If you give each habit enough time and work hard at them then the discipline will become routine. Habits, on average, take 66 days to form. Once a habit is solidly established, you can either build on that habit or, if appropriate, build another one.

“If you are what you repeatedly do, then achievement isn’t an action you take but a habit you forge into your life. You don’t have to seek out success. Harness the power of selected discipline to build the right habit and extraordinary results will find you.” – Gary Keller

If you want to incorporate flexible dieting as your nutrition program, then don’t let anyone stray you away from it with non-sense like the myth of needing discipline and restricting foods.

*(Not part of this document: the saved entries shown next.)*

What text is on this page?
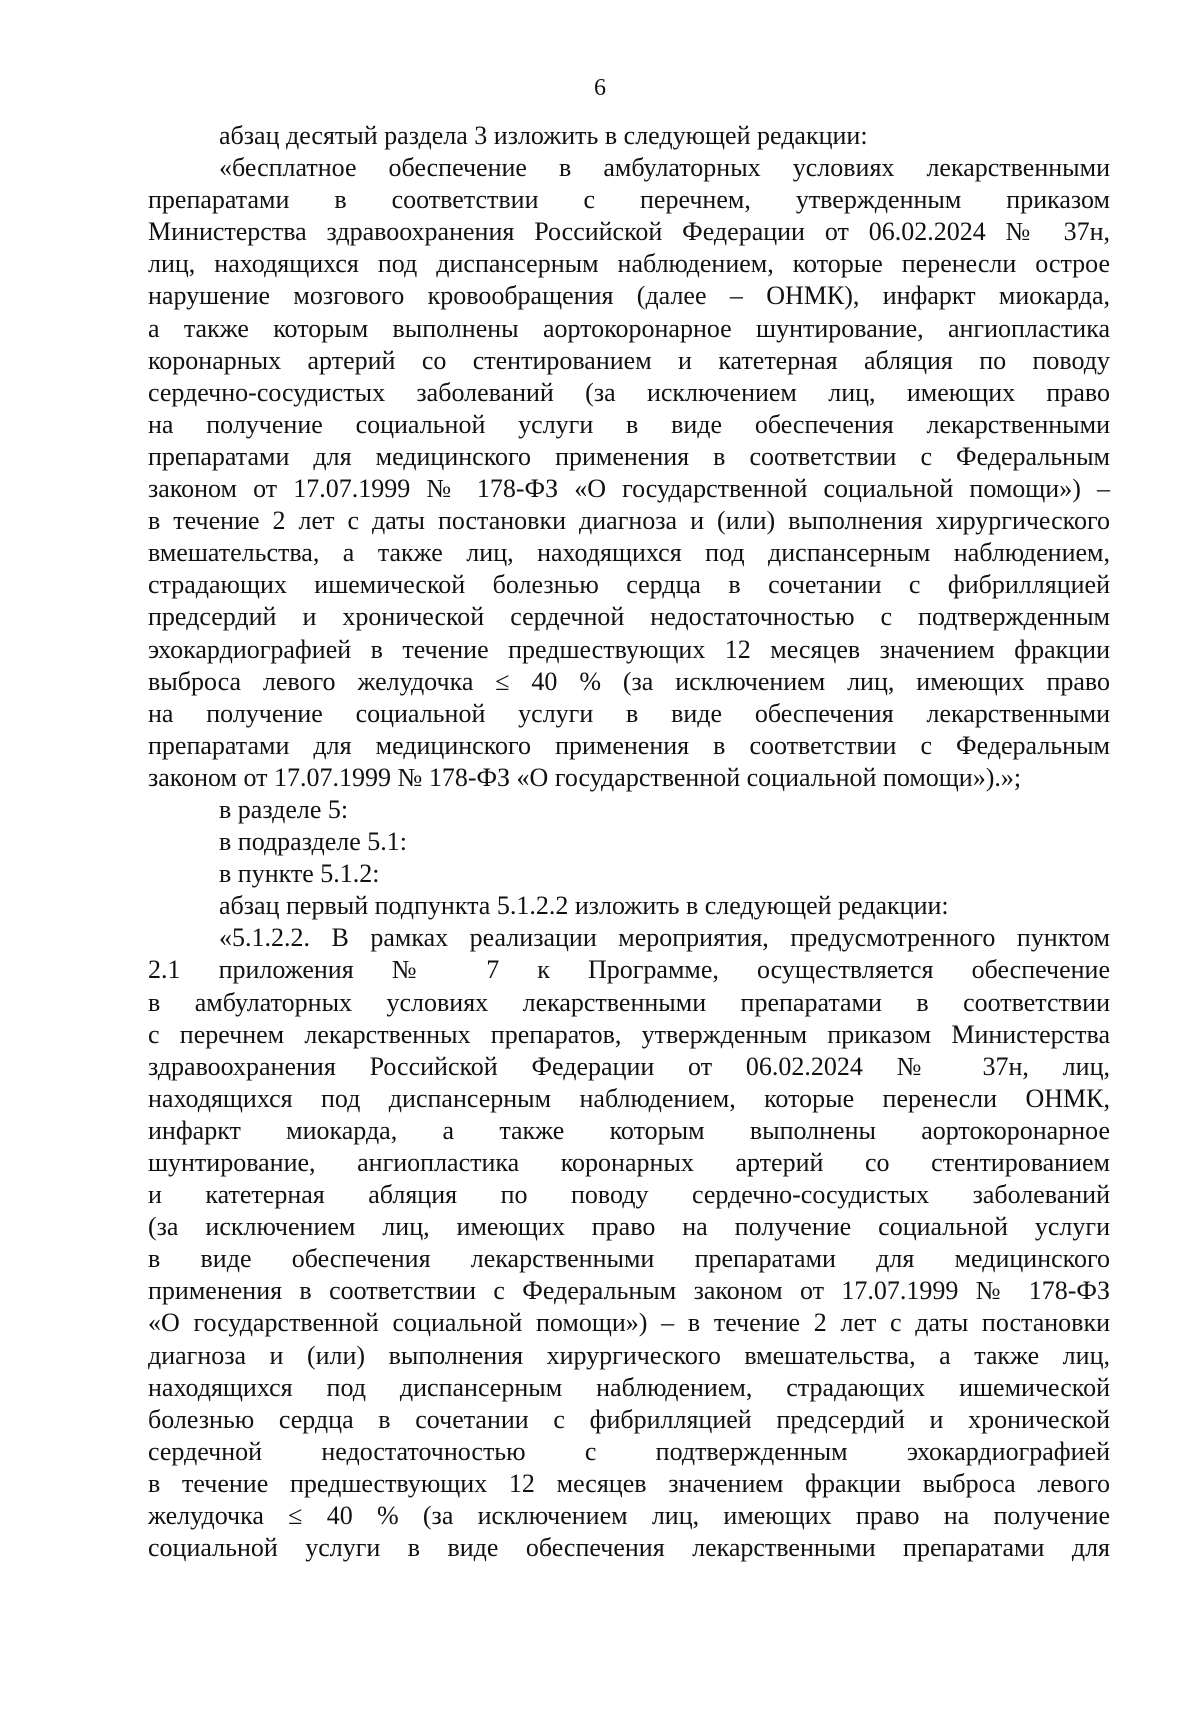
6
абзац десятый раздела 3 изложить в следующей редакции:
«бесплатное обеспечение в амбулаторных условиях лекарственными
препаратами в соответствии с перечнем, утвержденным приказом
Министерства здравоохранения Российской Федерации от 06.02.2024 № 37н,
лиц, находящихся под диспансерным наблюдением, которые перенесли острое
нарушение мозгового кровообращения (далее – ОНМК), инфаркт миокарда,
а также которым выполнены аортокоронарное шунтирование, ангиопластика
коронарных артерий со стентированием и катетерная абляция по поводу
сердечно-сосудистых заболеваний (за исключением лиц, имеющих право
на получение социальной услуги в виде обеспечения лекарственными
препаратами для медицинского применения в соответствии с Федеральным
законом от 17.07.1999 № 178-ФЗ «О государственной социальной помощи») –
в течение 2 лет с даты постановки диагноза и (или) выполнения хирургического
вмешательства, а также лиц, находящихся под диспансерным наблюдением,
страдающих ишемической болезнью сердца в сочетании с фибрилляцией
предсердий и хронической сердечной недостаточностью с подтвержденным
эхокардиографией в течение предшествующих 12 месяцев значением фракции
выброса левого желудочка ≤ 40 % (за исключением лиц, имеющих право
на получение социальной услуги в виде обеспечения лекарственными
препаратами для медицинского применения в соответствии с Федеральным
законом от 17.07.1999 № 178-ФЗ «О государственной социальной помощи»).»;
в разделе 5:
в подразделе 5.1:
в пункте 5.1.2:
абзац первый подпункта 5.1.2.2 изложить в следующей редакции:
«5.1.2.2. В рамках реализации мероприятия, предусмотренного пунктом
2.1 приложения № 7 к Программе, осуществляется обеспечение
в амбулаторных условиях лекарственными препаратами в соответствии
с перечнем лекарственных препаратов, утвержденным приказом Министерства
здравоохранения Российской Федерации от 06.02.2024 № 37н, лиц,
находящихся под диспансерным наблюдением, которые перенесли ОНМК,
инфаркт миокарда, а также которым выполнены аортокоронарное
шунтирование, ангиопластика коронарных артерий со стентированием
и катетерная абляция по поводу сердечно-сосудистых заболеваний
(за исключением лиц, имеющих право на получение социальной услуги
в виде обеспечения лекарственными препаратами для медицинского
применения в соответствии с Федеральным законом от 17.07.1999 № 178-ФЗ
«О государственной социальной помощи») – в течение 2 лет с даты постановки
диагноза и (или) выполнения хирургического вмешательства, а также лиц,
находящихся под диспансерным наблюдением, страдающих ишемической
болезнью сердца в сочетании с фибрилляцией предсердий и хронической
сердечной недостаточностью с подтвержденным эхокардиографией
в течение предшествующих 12 месяцев значением фракции выброса левого
желудочка ≤ 40 % (за исключением лиц, имеющих право на получение
социальной услуги в виде обеспечения лекарственными препаратами для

Just remember these guidelines:

  • Choose 1 habit to work on and master at a time
  • Progress slowly to the next habit and master that one
  • Once you’ve mastered these 4 habits above, figure out how systematize them to fit into your lifestyle and schedule
  • Ask yourself if you can see yourself using this nutrition program NOT for days and weeks, but months and years

Once you have the four guidelines above down, you are ready to be introduced to flexible dieting and enjoy all the benefits it has to offer. Flexible dieting should and will allow you to maintain healthy relationships with family and friends and allow you to have balance. You have to first develop habits in order to master flexible dieting and incorporate it into your lifestyle. We promise you it will be worth it.